According to the press release, this one sounds a lot like Taubes' Good Calories, Bad Calories.....
In making her argument, Leas offers some startling facts. For example:
- Overweight people live longer than those in the so-called “healthy” range of the BMI scale.
- No one has ever shown a correlation between egg consumption and cardiovascular disease.
- Doctors often prescribe statin drugs when our cholesterol level reaches 240, even though this is actually within the normal range.
- A porterhouse steak contains more unsaturated fat than saturated fat.
- Today Americans consume 15 percent less fat than we did in 1970, yet overall we are 20 percent fatter.
Leas points to a number of studies that offer convincing evidence that the over-consumption of carbohydrates and the past proliferation of synthetic transfat—a truly dangerous fat—are actually to blame for the obesity and heart disease epidemics.
Throughout the book, Leas explains the science behind fats in a manner that the layperson can easily comprehend.

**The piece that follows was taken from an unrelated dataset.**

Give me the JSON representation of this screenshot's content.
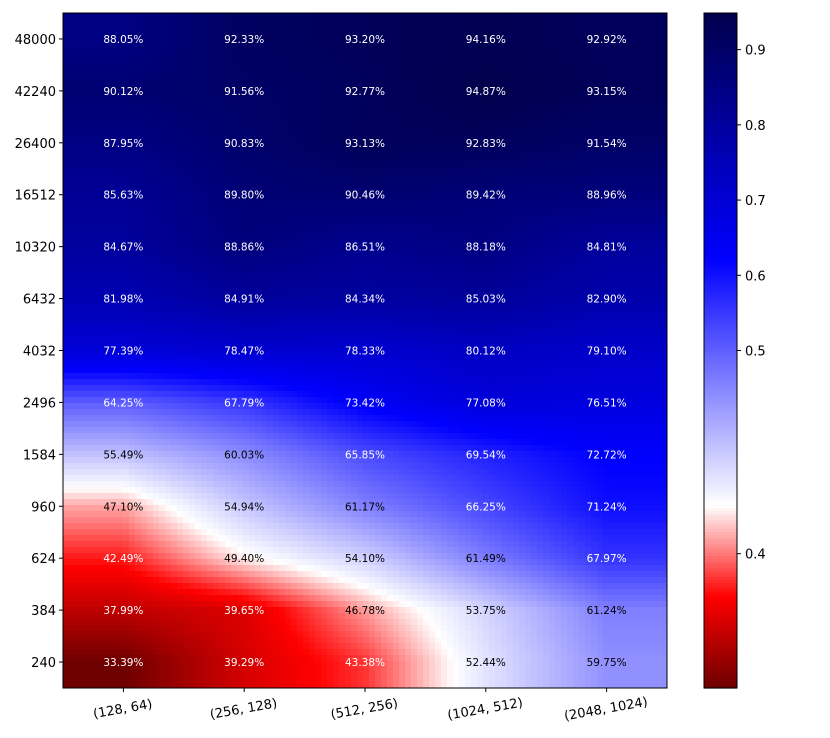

She also explains the terminology often used in fat discussions that most people do not really understand, such as triglycerides, polyunsaturated, omega-3, and transfat, allowing everyone to truly know what is in their foods so that they can make informed health decisions. Nina Planck, author of REAL FOOD: WHAT TO EAT AND WHY, sees the importance of this, “Americans are terrified of fat, doctors tell myths about fat, and journalists repeat them. Butter is good for you and corn oil isn’t. Don’t be the last one to know why: read this book.”